The skills you learn in ballet – posture, coordination, flexibility, and more – are all things you can master at home with follow-along barre and ballet videos on YouTube. Check out YouTubers like certified Pilates and yoga instructor Move With Nicole, barre and ballet teacher Dr. Andrea Robertson, former New York City Ballet soloist Kathryn Morgan, former Mikhailovsky ballet soloist Ballet With Isabella, and professional ballerina and certified personal trainer Jasmine McDonald for endless workouts you can do without even signing up for a single class.
If you’re looking for a cycle-based option to match each phase, 28 has many workouts on their app that you can take anywhere and are formulated to be mindful of hormones, energy levels, and avoiding injury.
Ultimately, the ballerina bod is best achieved through a lighter (but still nutritious and not restrictive) approach to meals paired with something like Pilates, yoga, barre, or ballet. In comparison to a strength or weight training workout style, you’d be eating maintenance calories, building very lean muscle, and keeping your metabolism high, but never burning so many calories that you become underweight.

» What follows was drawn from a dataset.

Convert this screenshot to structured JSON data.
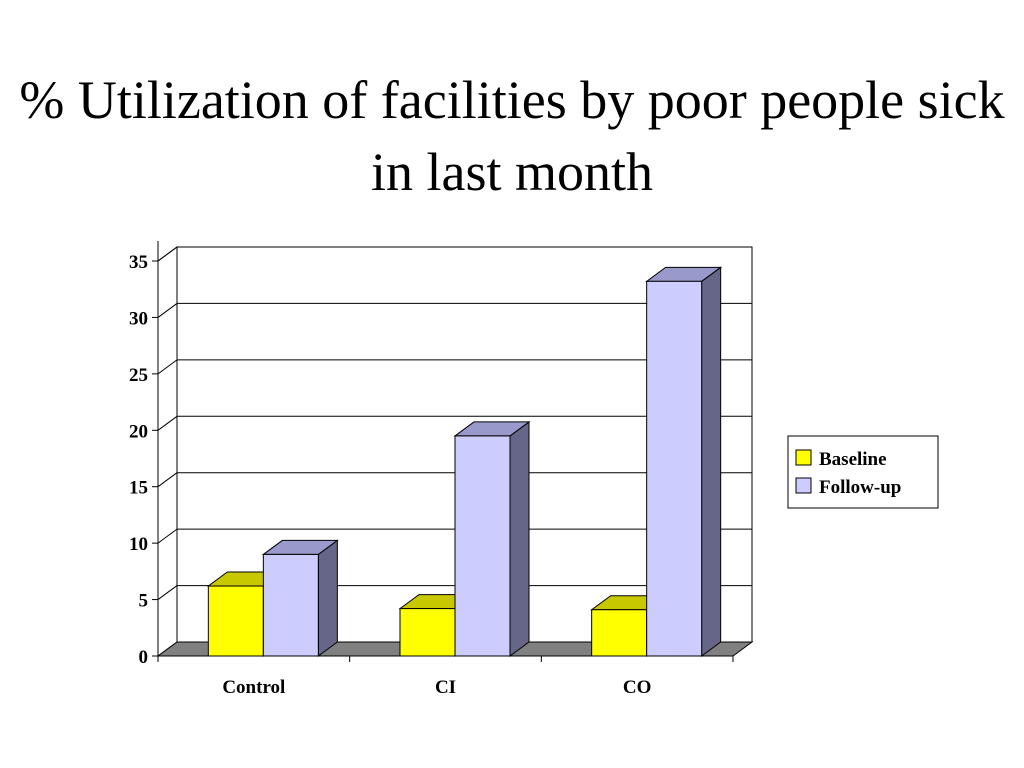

From my own personal perspective as a former dancer, my body now actually responds better to lighter strength and weight training coupled with ample low-impact cardio to stay limber and lean. But, everyone’s body reacts to exercise in unique ways. I probably couldn't even count the number of women I know who swear by gentler workouts if I tried!
The homesteading aesthetic that grew exponentially during Covid has, in some regards, become kitsch. People will pretend like they’re living a simple life but couldn’t be further from that in truth – spending their lives online, enjoying luxury vices, and simply talking the wholesome talk without walking the wholesome walk.
Much of social media is staged and largely inauthentic in comparison to the reality check you’d actually get living on a farm. Frankly, the fact that farm life is commodified as an adoptable quirk by faux trads is quite ironic because their self-conceited social media posts are exactly what homesteaders try to avoid.
In any case, the Ballerina Farm brand isn’t a totally realistic depiction of simple living. There is, however, something sweet about how Neeleman has been able to inspire some girls and young women to perhaps try baking a beautiful loaf of bread instead of buying the empty calories offered on grocery store shelves or relish in the love of a large family instead of staying single and missing out on their chance to be a mother.